Variazione delle mansioni dei lavoratori: tra normativa e giurisprudenza italiana
La variazione delle mansioni dei lavoratori è un tema di grande rilevanza nel diritto del lavoro italiano. L'art. 3 del D.Lgs. n. 81 del 2015, noto come Jobs Act, ha introdotto una riforma organica dei contratti di lavoro e una revisione della normativa in tema di mansioni e di ius variandi.
Assegnazione di mansioni superiori
L'assegnazione a mansioni superiori è disciplinata dal D.Lgs. n. 81/2015. Il datore di lavoro può adibire il lavoratore a mansioni superiori in via temporanea, senza che l'assegnazione divenga definitiva, per sostituire un lavoratore assente o per modificare effettivamente le condizioni contrattuali. Tuttavia, dopo sei mesi continuativi di assegnazione a mansioni superiori, in assenza di ragioni sostitutive, l'assegnazione diventa definitiva. Inoltre, il lavoratore ha diritto al trattamento economico corrispondente all'attività svolta sin dall'assegnazione temporanea.

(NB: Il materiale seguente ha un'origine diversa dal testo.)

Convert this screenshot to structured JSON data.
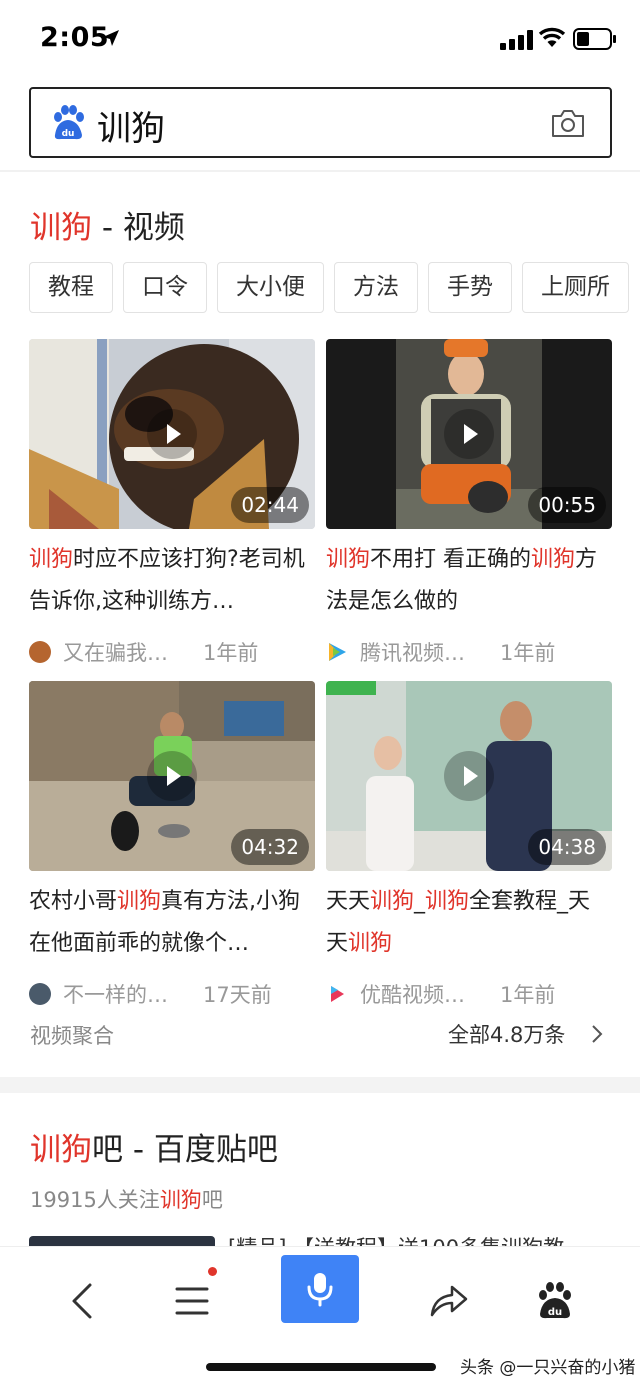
{
  "status": {
    "time": "2:05"
  },
  "search": {
    "query": "训狗"
  },
  "video_section": {
    "title_highlight": "训狗",
    "title_rest": " - 视频",
    "tags": [
      "教程",
      "口令",
      "大小便",
      "方法",
      "手势",
      "上厕所"
    ],
    "videos": [
      {
        "duration": "02:44",
        "title_parts": [
          {
            "t": "训狗",
            "hl": true
          },
          {
            "t": "时应不应该打狗?老司机告诉你,这种训练方…",
            "hl": false
          }
        ],
        "source": "又在骗我…",
        "time": "1年前",
        "avatar_color": "#b5652f"
      },
      {
        "duration": "00:55",
        "title_parts": [
          {
            "t": "训狗",
            "hl": true
          },
          {
            "t": "不用打 看正确的",
            "hl": false
          },
          {
            "t": "训狗",
            "hl": true
          },
          {
            "t": "方法是怎么做的",
            "hl": false
          }
        ],
        "source": "腾讯视频…",
        "time": "1年前",
        "avatar_color": "#2ea5e8"
      },
      {
        "duration": "04:32",
        "title_parts": [
          {
            "t": "农村小哥",
            "hl": false
          },
          {
            "t": "训狗",
            "hl": true
          },
          {
            "t": "真有方法,小狗在他面前乖的就像个…",
            "hl": false
          }
        ],
        "source": "不一样的…",
        "time": "17天前",
        "avatar_color": "#4a5a6a"
      },
      {
        "duration": "04:38",
        "title_parts": [
          {
            "t": "天天",
            "hl": false
          },
          {
            "t": "训狗",
            "hl": true
          },
          {
            "t": "_",
            "hl": false
          },
          {
            "t": "训狗",
            "hl": true
          },
          {
            "t": "全套教程_天天",
            "hl": false
          },
          {
            "t": "训狗",
            "hl": true
          }
        ],
        "source": "优酷视频…",
        "time": "1年前",
        "avatar_color": "#e8385a"
      }
    ],
    "aggregate_label": "视频聚合",
    "all_label": "全部4.8万条"
  },
  "tieba": {
    "title_highlight": "训狗",
    "title_rest": "吧 - 百度贴吧",
    "sub_prefix": "19915人关注",
    "sub_highlight": "训狗",
    "sub_suffix": "吧",
    "peek_text": "[精品] 【送教程】送100多集训狗教"
  },
  "watermark": "头条 @一只兴奋的小猪",
  "colors": {
    "highlight": "#e0352b",
    "voice_button": "#3f83f6"
  },
  "icons": [
    "location-arrow-icon",
    "signal-icon",
    "wifi-icon",
    "battery-icon",
    "baidu-paw-icon",
    "camera-icon",
    "back-icon",
    "menu-icon",
    "microphone-icon",
    "share-icon",
    "baidu-home-icon"
  ]
}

La Corte di Cassazione, con ordinanza n. 26455/2019, ha affermato che il diritto ad una giusta retribuzione va tutelato anche in caso di assegnazione a mansioni superiori, in quanto la retribuzione svolge una funzione corrispettiva e deve essere proporzionata alla quantità e qualità del lavoro svolto.

Demansionamento
Il demansionamento, ovvero l'assegnazione a mansioni inferiori, è consentito solo entro certi limiti e a determinate condizioni. Il lavoratore ha diritto alla conservazione del livello di inquadramento e del trattamento retributivo, salvo i trattamenti accessori legati alle precedenti mansioni. Il datore di lavoro deve motivare il demansionamento con esigenze organizzative aziendali e rispettare le disposizioni previste dai contratti collettivi nazionali di lavoro (CCNL).
La Corte di Cassazione, con sentenza n. 12551/2016, ha posto dei limiti al demansionamento, affermando che non può comportare una lesione del patrimonio professionale del lavoratore.
Clausole elastiche e ius variandi
Le clausole elastiche e lo ius variandi sono due fattispecie diverse che riguardano la possibilità di modificare le mansioni del lavoratore durante il rapporto di lavoro. Lo ius variandi è limitato dal rispetto delle disposizioni di legge e dei contratti collettivi, mentre le clausole elastiche possono essere pattuite in sede di assunzione o con accordo successivo, ampliando le mansioni del lavoratore.
La giurisprudenza italiana, con la sentenza n. 1714/2018 della Corte di Cassazione, ha precisato che l'equivalenza tra mansioni va valutata in concreto, non solo sulla base dell'inquadramento astratto.
La riforma introdotta dal Jobs Act ha portato a un rinnovamento delle norme che regolano la gestione del rapporto di lavoro e l'organizzazione imprenditoriale. La tutela del lavoratore deve essere bilanciata con le esigenze dell'azienda, e la contrattazione collettiva deve adeguarsi a queste nuove necessità. La giurisprudenza italiana ha contribuito a chiarire e a stabilire i limiti e le condizioni per la variazione delle mansioni dei lavoratori, garantendo un equilibrio tra i diritti dei lavoratori e le esigenze delle imprese.
Cosa accade se il lavoratore rifiuta la nuova assegnazione?
Come già accennato sopra, secondo l'articolo 2103 del Codice Civile, il datore di lavoro ha il diritto di modificare le mansioni del lavoratore secondo un criterio di equivalenza delle stesse, ovvero con la possibilità di assegnare il lavoratore a mansioni inferiori o di stabilizzare l’attribuzione di mansioni superiori dopo sei mesi continuativi di effettiva adibizione.
Se il lavoratore rifiuta a priori lo svolgimento di una nuova mansione imposta dal datore di lavoro, potrebbe compiere un atto di insubordinazione, che può essere punito con il licenziamento.
Tuttavia, il lavoratore ha il diritto di chiedere in giudizio di essere ricondotto all’interno della qualifica di appartenenza dell’adempimento extra richiesto. In altre parole, il lavoratore può contestare la decisione del datore di lavoro di cambiare le sue mansioni, ma deve farlo attraverso il giudice del lavoro.
La Corte di Cassazione, con la sentenza n. 24118 del 3 ottobre 2018, ha stabilito che il lavoratore non può rifiutare a priori una nuova mansione imposta dal datore di lavoro. In questo caso, il lavoratore deve prima agire in tribunale e solo con la sentenza in pugno può rifiutare la nuova mansione.